Iraq and Syria are battling a resurgence in attacks from ISIS as the terror group takes advantage of the coronavirus pandemic.
There are between 2,500 to 3,000 Islamic state fighters in Iraq, security officials estimate, and a further 500 have escaped from prisons in Syria, fuelling a spike in violence in the region.
Three security guards were killed outside a government building in Kirkuk, Iraq, after a suicide bomber blew himself up in the first week of Ramadan.
And yesterday ten Iraqi military fighters were killed in a three-pronged co-ordinated attack in Salahaddin province, just 54 miles from the capital Baghdad.
As many as 32 Syrian soldiers were killed during a two-day ISIS attack on a settlement near Homs. Two oil fields were also heavily damaged by the terror group, causing electricity production to collapse to 70 per cent of normal levels.

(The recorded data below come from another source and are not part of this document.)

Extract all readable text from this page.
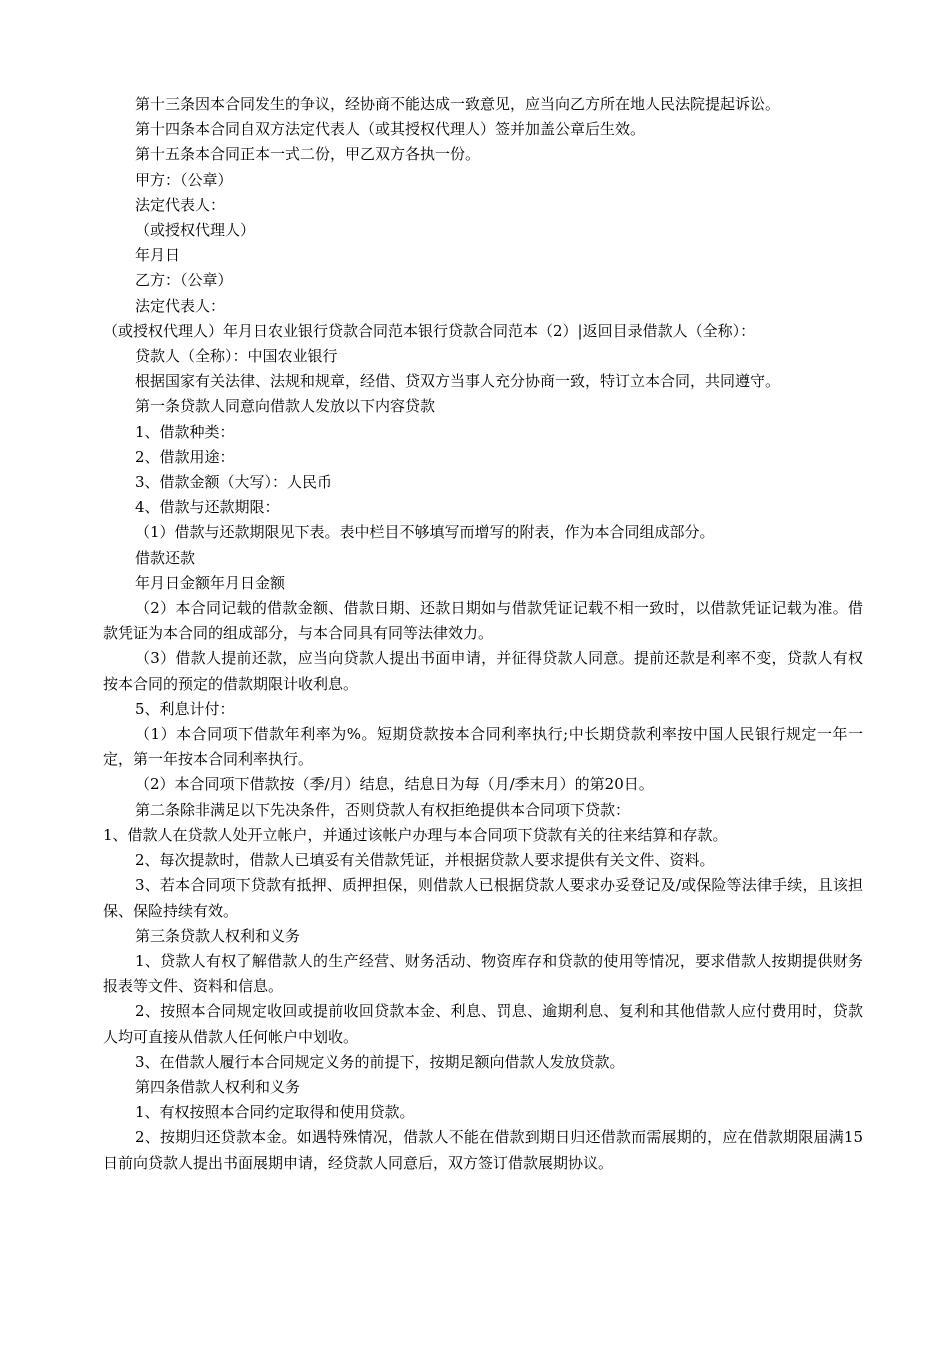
第十三条因本合同发生的争议，经协商不能达成一致意见，应当向乙方所在地人民法院提起诉讼。

第十四条本合同自双方法定代表人（或其授权代理人）签并加盖公章后生效。

第十五条本合同正本一式二份，甲乙双方各执一份。

甲方：（公章）

法定代表人：

（或授权代理人）

年月日

乙方：（公章）

法定代表人：

（或授权代理人）年月日农业银行贷款合同范本银行贷款合同范本（2）|返回目录借款人（全称）：

贷款人（全称）：中国农业银行

根据国家有关法律、法规和规章，经借、贷双方当事人充分协商一致，特订立本合同，共同遵守。

第一条贷款人同意向借款人发放以下内容贷款

1、借款种类：

2、借款用途：

3、借款金额（大写）：人民币

4、借款与还款期限：

（1）借款与还款期限见下表。表中栏目不够填写而增写的附表，作为本合同组成部分。

借款还款

年月日金额年月日金额

（2）本合同记载的借款金额、借款日期、还款日期如与借款凭证记载不相一致时，以借款凭证记载为准。借款凭证为本合同的组成部分，与本合同具有同等法律效力。

（3）借款人提前还款，应当向贷款人提出书面申请，并征得贷款人同意。提前还款是利率不变，贷款人有权按本合同的预定的借款期限计收利息。

5、利息计付：

（1）本合同项下借款年利率为%。短期贷款按本合同利率执行;中长期贷款利率按中国人民银行规定一年一定，第一年按本合同利率执行。

（2）本合同项下借款按（季/月）结息，结息日为每（月/季末月）的第20日。

第二条除非满足以下先决条件，否则贷款人有权拒绝提供本合同项下贷款：

1、借款人在贷款人处开立帐户，并通过该帐户办理与本合同项下贷款有关的往来结算和存款。

2、每次提款时，借款人已填妥有关借款凭证，并根据贷款人要求提供有关文件、资料。

3、若本合同项下贷款有抵押、质押担保，则借款人已根据贷款人要求办妥登记及/或保险等法律手续，且该担保、保险持续有效。

第三条贷款人权利和义务

1、贷款人有权了解借款人的生产经营、财务活动、物资库存和贷款的使用等情况，要求借款人按期提供财务报表等文件、资料和信息。

2、按照本合同规定收回或提前收回贷款本金、利息、罚息、逾期利息、复利和其他借款人应付费用时，贷款人均可直接从借款人任何帐户中划收。

3、在借款人履行本合同规定义务的前提下，按期足额向借款人发放贷款。

第四条借款人权利和义务

1、有权按照本合同约定取得和使用贷款。

2、按期归还贷款本金。如遇特殊情况，借款人不能在借款到期日归还借款而需展期的，应在借款期限届满15日前向贷款人提出书面展期申请，经贷款人同意后，双方签订借款展期协议。
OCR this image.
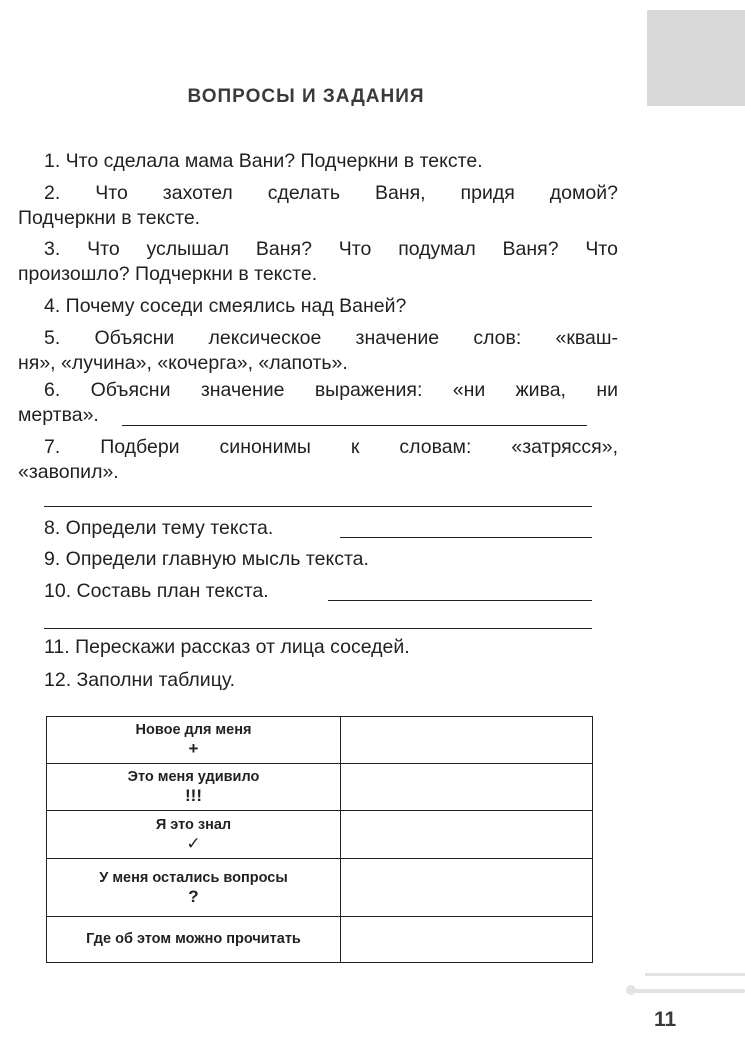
ВОПРОСЫ И ЗАДАНИЯ
1. Что сделала мама Вани? Подчеркни в тексте.
2. Что захотел сделать Ваня, придя домой?
Подчеркни в тексте.
3. Что услышал Ваня? Что подумал Ваня? Что
произошло? Подчеркни в тексте.
4. Почему соседи смеялись над Ваней?
5. Объясни лексическое значение слов: «кваш-
ня», «лучина», «кочерга», «лапоть».
6. Объясни значение выражения: «ни жива, ни
мертва».
7. Подбери синонимы к словам: «затрясся»,
«завопил».
8. Определи тему текста.
9. Определи главную мысль текста.
10. Составь план текста.
11. Перескажи рассказ от лица соседей.
12. Заполни таблицу.
Новое для меня
+	

Это меня удивило
!!!	

Я это знал
✓	

У меня остались вопросы
?	

Где об этом можно прочитать	
11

The deputy prime minister of Iraq’s northern Kurdish region, Qubad Talabani, said the group’s resurgence is a ‘real threat’.
‘They are mobilising and killing us in the north and they will start hitting Baghdad soon,’ he said.
Iraq’s designated prime minister, Mustafa al-Kadhimi, has paid tribute to those killed on May 2. ‘This attack reflects a desperate attempt to capitalise on the state of political rivalry which has impeded the formation of a new government that will work to protect and secure its citizens,’ he said.
The village of Kujalo, concealed in the barren centre of Iraq, has also seen a rise in extremist activity.
‘They know everything about each farm in Kulajo and they know to whom each house belongs,’ a local farmer said. ‘IS has been carrying out attacks in Kurdish areas for a long time, but now they are more organised and have more people.’
An attack in the Makhoul mountain range in Diyala killed a federal police officer and wounded a battalion commander and brigadier general on April 1. And an IED attack targeted a patrol of a commando regiment of earlier last month.
The uptick comes as Baghdad cuts the number of soldiers on the ground by half due to coronavirus, and as the US-led coalition forces continue to withdraw from bases in Nineveh and Kirkuk, western Iraq.
Territorial disputes between Baghdad and authorities in the northern Kurdish region have also left parts of three provinces without law enforcement, leaving the rugged landscape open to rebel groups.
‘Before the emergence of the virus and before the American withdrawal, the operations were negligible, numbering only one operation per week,’ said a senior intelligence official, who declined to be named.
‘Now’, he said, ‘security forces are seeing an average of 20 operations a month.’
Coalition spokesman Colonel Myles B. Caggins III said IS attacks were increasing in reaction to operations against its hideouts in the mountains and rural areas of north-central Iraq.
Analysts have warned the surge in attacks is aimed at securing the influence of the new leader, Abu Ibrahim al-Hashimi al-Quraishi, named after his predecessor who was killed last year.
Iraq has recorded 95 deaths and 2,219 cases of Covid-19 since the outbreak began, although the figures are feared to be far higher due to the country’s proximity to Iran.
Syrian forces have also faced a sudden surge in ISIS-run violence.
On April 9, extremists targeted government positions near Sukhna, Homs, forcing the government to bring in reinforcements covered by a Russian airstrike.
As many as 32 soldiers died in two days of gun-fighting, according to the Britain-based Syrian Observatory for Human Rights. It also said 26 ISIS fighters were killed.
Gas wells in the fields of Shaer and Hayan were targeted on April 13, leaving them non-operational and causing a 30 per cent fall in electricity production.
Syria has recorded three deaths due to coronavirus and 44 cases.
However, nine years of civil war have left the country’s health system severely damaged, prompting fears there may be far more cases in the country than reported.